Bitar is yet to receive the satellite images [from the day of the explosion] that the Russian administration handed over to the Lebanese Foreign Minister Abdallah Bou Habib over a week ago. “The satellite images have been given to experts from the security forces for reviewing,” the source noted.

He downplayed the possibility of these images revealing significant details. “These satellites are always rotating, so they might not have taken any images right before or during the explosion. If these satellites were above the Beirut port following the blast, then these images are worthless to the investigation because what matters is what led to the explosion.”

The security source noted that the Special Tribunal for Lebanon (STL) asked many countries for satellite images when it was investigating the assassination of former PM Rafik Hariri, but none of the satellites had taken images right before or during the crime.

On Thursday, former minister and lawyer Rachid Derbas, representing Diab, submitted formal pleas before Bitar, regarding the jurisdiction of the Judicial Council and the Supreme Council for the Trial of Presidents and Ministers.

A judicial source told Arab News that all the arrests and charges made by Bitar “were based on acts that led to the explosion, and anyone who says otherwise is lying. The investigation does not focus only on the explosion. It is rather manifold; how the ship loaded with ammonium nitrate arrived in Lebanon and all the events that led to the day of the explosion. This investigation is carried out by a single judge, while such crimes usually have an integrated team to expedite things.”

He questioned why Hezbollah is suspicious of the investigation's path and is accusing Bitar of politicizing the case.

The judicial source recalled a speech Hezbollah’s Secretary-General Hassan Nasrallah gave in the wake of the blast, in which he said he will not provide a cover for anyone involved, no matter their sect, especially if they were Shiites, then, later on, started accusing Bitar of politicizing the investigation and targeting specific sects. “Bitar’s investigation is still ongoing and he is summoning everyone he believes the facts point to as being involved. He still has a lot of suspects he needs to question.”

Whenever Bitar takes a step forward, he stumbles over new obstacles.

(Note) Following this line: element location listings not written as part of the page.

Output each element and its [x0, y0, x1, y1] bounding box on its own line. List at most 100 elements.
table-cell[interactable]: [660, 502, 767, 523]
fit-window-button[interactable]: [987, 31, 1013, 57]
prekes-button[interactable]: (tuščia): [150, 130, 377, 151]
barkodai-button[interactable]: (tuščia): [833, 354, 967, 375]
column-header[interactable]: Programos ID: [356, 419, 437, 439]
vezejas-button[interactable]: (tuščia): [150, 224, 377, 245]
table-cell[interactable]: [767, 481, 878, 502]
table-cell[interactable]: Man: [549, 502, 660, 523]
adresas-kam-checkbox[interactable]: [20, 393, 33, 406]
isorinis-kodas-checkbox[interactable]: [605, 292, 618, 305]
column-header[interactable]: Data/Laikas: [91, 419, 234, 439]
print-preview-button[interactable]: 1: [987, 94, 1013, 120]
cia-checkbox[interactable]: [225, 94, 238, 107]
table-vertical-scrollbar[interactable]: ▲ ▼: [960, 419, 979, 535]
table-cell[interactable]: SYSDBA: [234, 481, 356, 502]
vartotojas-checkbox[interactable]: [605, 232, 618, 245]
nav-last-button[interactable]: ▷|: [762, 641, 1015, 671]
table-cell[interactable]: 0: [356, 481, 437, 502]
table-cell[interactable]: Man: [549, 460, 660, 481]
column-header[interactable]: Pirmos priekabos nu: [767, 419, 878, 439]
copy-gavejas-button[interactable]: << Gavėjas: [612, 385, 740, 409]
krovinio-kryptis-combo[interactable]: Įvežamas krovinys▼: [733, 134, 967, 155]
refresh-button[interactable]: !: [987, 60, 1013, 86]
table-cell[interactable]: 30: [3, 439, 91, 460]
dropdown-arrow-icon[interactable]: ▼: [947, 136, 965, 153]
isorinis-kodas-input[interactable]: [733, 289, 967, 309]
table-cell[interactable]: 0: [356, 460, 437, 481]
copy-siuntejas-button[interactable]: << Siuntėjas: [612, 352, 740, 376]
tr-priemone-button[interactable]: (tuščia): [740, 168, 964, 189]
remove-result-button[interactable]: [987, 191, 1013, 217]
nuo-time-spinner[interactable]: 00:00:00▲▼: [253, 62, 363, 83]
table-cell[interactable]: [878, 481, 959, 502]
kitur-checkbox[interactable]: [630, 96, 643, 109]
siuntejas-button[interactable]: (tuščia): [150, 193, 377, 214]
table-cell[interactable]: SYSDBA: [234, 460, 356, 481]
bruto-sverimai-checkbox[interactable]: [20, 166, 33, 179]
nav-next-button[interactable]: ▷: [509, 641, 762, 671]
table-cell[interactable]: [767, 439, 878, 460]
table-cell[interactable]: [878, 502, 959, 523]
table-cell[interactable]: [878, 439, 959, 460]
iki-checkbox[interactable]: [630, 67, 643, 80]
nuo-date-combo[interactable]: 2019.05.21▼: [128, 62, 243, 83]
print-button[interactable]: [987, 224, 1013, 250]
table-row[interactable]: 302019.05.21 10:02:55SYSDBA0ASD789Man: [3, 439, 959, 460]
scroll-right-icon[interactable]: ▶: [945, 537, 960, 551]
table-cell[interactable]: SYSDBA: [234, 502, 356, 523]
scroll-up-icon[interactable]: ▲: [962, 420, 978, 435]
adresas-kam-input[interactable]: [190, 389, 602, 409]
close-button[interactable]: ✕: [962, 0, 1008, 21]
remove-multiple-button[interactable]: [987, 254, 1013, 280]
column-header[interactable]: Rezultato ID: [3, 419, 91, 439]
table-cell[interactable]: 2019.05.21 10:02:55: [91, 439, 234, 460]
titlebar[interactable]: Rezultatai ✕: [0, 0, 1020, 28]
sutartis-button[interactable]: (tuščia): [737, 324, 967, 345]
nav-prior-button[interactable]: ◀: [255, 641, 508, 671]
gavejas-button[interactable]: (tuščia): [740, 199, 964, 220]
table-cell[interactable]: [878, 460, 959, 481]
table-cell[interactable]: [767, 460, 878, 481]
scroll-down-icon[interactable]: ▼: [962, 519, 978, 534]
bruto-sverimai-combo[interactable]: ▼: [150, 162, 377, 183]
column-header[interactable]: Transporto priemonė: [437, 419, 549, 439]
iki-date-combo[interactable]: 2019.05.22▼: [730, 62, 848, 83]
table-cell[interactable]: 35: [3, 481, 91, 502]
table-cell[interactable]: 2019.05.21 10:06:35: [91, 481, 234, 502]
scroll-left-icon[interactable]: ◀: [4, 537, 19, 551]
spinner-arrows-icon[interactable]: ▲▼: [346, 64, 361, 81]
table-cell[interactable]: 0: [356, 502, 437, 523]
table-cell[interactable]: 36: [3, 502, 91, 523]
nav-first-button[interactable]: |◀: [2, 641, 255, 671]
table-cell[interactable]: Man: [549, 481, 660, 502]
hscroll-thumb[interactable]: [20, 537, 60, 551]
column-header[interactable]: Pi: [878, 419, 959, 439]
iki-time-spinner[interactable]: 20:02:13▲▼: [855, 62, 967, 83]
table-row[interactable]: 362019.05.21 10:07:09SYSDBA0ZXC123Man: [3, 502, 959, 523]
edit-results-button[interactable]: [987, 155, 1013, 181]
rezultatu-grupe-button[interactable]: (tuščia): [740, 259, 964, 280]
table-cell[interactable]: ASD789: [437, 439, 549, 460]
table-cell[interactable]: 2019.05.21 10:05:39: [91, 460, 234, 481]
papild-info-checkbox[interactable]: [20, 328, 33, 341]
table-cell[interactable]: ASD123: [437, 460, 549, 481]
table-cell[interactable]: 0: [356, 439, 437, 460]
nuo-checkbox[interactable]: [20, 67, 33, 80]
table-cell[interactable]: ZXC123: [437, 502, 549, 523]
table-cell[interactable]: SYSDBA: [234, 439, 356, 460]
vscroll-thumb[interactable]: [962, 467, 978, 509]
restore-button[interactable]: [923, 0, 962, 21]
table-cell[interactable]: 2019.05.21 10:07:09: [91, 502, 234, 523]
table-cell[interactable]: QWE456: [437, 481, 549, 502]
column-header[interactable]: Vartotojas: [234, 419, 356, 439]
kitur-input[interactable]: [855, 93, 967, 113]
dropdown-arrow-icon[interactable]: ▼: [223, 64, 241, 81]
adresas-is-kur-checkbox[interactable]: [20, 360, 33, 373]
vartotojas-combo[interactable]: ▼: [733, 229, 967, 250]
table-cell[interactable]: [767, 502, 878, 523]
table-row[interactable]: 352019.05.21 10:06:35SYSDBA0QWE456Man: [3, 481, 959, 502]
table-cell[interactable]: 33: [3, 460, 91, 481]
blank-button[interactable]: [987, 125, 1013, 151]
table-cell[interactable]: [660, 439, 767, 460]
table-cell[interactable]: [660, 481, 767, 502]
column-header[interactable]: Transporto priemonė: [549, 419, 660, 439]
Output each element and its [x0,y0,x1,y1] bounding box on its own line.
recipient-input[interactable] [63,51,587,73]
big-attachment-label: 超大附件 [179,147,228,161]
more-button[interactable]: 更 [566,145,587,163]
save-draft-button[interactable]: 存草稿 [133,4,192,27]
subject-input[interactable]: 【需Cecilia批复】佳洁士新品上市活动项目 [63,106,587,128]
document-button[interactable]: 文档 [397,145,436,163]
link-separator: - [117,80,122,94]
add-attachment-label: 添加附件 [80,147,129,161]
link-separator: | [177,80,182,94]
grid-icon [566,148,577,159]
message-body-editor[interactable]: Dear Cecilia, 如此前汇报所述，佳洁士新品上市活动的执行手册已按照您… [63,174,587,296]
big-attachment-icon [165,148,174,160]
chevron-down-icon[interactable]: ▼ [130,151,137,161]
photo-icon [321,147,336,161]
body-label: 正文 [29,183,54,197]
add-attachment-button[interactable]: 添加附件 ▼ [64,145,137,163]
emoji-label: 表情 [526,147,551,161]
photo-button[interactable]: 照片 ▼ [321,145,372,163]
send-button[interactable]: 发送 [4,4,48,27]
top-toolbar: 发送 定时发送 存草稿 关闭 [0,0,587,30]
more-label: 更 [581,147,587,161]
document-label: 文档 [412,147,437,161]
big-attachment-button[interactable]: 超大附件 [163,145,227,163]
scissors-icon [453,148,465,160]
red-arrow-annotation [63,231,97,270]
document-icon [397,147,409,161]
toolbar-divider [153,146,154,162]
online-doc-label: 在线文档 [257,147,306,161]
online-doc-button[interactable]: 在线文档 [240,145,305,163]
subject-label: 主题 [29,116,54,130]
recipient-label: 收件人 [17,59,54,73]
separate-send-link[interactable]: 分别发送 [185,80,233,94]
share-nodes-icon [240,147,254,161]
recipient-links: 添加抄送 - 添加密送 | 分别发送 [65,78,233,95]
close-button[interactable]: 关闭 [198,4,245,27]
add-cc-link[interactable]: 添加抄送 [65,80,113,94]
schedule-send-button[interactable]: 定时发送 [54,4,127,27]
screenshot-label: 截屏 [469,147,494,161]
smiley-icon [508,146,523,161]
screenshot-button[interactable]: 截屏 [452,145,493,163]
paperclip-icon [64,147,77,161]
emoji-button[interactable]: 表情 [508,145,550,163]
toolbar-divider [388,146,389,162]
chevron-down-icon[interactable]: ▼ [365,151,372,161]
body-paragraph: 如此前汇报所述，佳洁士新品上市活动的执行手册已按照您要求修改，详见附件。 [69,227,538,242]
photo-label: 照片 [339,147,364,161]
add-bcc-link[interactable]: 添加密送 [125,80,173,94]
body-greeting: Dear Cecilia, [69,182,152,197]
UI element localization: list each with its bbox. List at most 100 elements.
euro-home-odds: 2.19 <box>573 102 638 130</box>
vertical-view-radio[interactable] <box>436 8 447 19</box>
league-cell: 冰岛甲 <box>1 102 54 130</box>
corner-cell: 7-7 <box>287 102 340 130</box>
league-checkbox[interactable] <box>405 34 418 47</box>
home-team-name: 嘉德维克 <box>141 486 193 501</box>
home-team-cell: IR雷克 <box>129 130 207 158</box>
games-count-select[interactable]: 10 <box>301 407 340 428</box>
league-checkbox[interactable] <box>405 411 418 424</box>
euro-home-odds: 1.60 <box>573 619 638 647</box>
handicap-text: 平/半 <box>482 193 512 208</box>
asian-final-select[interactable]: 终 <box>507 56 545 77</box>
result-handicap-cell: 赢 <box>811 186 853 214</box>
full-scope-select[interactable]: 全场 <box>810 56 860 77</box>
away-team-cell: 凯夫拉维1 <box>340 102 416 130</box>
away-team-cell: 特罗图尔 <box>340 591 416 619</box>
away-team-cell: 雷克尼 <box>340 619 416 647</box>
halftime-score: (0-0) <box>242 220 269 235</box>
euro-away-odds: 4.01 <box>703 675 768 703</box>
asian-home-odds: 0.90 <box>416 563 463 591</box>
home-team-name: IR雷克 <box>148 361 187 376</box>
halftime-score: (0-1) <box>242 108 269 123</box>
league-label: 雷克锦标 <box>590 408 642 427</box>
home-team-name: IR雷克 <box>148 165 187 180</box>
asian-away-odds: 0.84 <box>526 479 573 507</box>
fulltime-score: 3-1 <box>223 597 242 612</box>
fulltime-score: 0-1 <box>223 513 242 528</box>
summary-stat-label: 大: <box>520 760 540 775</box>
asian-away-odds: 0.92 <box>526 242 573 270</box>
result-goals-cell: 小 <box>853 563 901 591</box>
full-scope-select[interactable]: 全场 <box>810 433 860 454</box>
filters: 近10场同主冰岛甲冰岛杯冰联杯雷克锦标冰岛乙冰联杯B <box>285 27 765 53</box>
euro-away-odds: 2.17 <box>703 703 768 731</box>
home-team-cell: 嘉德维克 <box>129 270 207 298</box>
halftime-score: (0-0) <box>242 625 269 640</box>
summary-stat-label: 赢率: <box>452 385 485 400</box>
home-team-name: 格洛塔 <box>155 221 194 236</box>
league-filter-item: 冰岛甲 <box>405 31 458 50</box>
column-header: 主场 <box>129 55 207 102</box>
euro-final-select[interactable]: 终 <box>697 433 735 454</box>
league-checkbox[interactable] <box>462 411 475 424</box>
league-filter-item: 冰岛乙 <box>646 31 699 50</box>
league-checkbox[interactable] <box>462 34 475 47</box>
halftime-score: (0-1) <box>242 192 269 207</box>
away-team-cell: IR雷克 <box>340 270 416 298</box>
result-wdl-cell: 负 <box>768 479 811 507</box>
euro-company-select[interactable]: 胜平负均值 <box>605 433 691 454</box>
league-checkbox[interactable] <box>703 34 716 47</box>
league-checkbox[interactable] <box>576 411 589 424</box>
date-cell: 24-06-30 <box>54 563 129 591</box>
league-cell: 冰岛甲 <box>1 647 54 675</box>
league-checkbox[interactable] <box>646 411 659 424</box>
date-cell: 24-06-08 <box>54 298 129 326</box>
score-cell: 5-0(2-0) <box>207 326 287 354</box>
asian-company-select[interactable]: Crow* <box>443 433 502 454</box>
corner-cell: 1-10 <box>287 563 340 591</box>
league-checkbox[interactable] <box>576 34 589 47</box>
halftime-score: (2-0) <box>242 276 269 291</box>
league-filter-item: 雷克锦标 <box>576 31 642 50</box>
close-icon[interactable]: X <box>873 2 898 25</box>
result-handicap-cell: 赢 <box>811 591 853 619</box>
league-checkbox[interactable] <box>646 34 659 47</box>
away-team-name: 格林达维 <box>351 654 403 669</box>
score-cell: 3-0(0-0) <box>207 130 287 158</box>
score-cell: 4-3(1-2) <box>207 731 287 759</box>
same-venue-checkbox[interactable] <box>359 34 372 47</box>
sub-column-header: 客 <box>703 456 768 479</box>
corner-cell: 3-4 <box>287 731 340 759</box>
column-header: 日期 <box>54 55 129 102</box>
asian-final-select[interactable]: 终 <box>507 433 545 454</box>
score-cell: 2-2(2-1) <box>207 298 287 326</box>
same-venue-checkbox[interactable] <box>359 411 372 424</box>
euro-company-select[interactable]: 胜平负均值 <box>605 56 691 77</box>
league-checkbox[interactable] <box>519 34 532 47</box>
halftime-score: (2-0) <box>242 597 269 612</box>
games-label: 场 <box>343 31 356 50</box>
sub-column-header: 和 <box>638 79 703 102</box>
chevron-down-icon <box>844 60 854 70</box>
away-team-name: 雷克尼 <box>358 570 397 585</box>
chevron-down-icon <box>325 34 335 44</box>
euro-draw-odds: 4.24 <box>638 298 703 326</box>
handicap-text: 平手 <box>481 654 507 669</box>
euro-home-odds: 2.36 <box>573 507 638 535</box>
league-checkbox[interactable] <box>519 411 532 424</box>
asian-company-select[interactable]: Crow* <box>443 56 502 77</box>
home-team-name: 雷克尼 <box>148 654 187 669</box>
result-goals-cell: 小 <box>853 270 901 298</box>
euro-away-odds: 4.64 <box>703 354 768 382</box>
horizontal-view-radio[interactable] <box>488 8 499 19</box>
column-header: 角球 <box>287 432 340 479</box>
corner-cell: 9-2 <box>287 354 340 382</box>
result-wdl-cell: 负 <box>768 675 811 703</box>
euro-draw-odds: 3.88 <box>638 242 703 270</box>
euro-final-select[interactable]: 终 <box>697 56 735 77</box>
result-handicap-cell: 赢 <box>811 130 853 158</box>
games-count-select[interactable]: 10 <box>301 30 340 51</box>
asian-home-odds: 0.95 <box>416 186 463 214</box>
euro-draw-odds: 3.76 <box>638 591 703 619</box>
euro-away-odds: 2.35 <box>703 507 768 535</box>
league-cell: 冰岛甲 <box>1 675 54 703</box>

The source wondered: “How come the STL’s verdict did not provoke any offensive stances such as the ones Bitar is facing today?”

The judicial source believed Bitar would not step down, “otherwise, he would be admitting to all the accusations made against him.

“Bitar’s conscience is clear and he is simply doing his duty,” he said, adding: “The judiciary has to shelter Bitar, just as the military court did and imprisoned the journalist who dared to utter offensive words against the military institution.”

The ruling class is trying to evade Bitar by insisting that politicians should be tried before the Supreme Council for the Trial of Presidents and Ministers.

Legal expert and former MP Salah Hanin had previously told Arab News: “The PM and ministers do not have immunity when they commit a criminal offense such as the port explosion crime. It subjects them to ordinary laws and to the same judiciary that exercises its authority over all citizens.”

Hanin cited Article 70 of the Constitution, which stipulates that the parliament has the right to impeach the PM and ministers for high treason or breach of their duties. “This article does not include criminal offenses; they thus must appear before the judiciary.”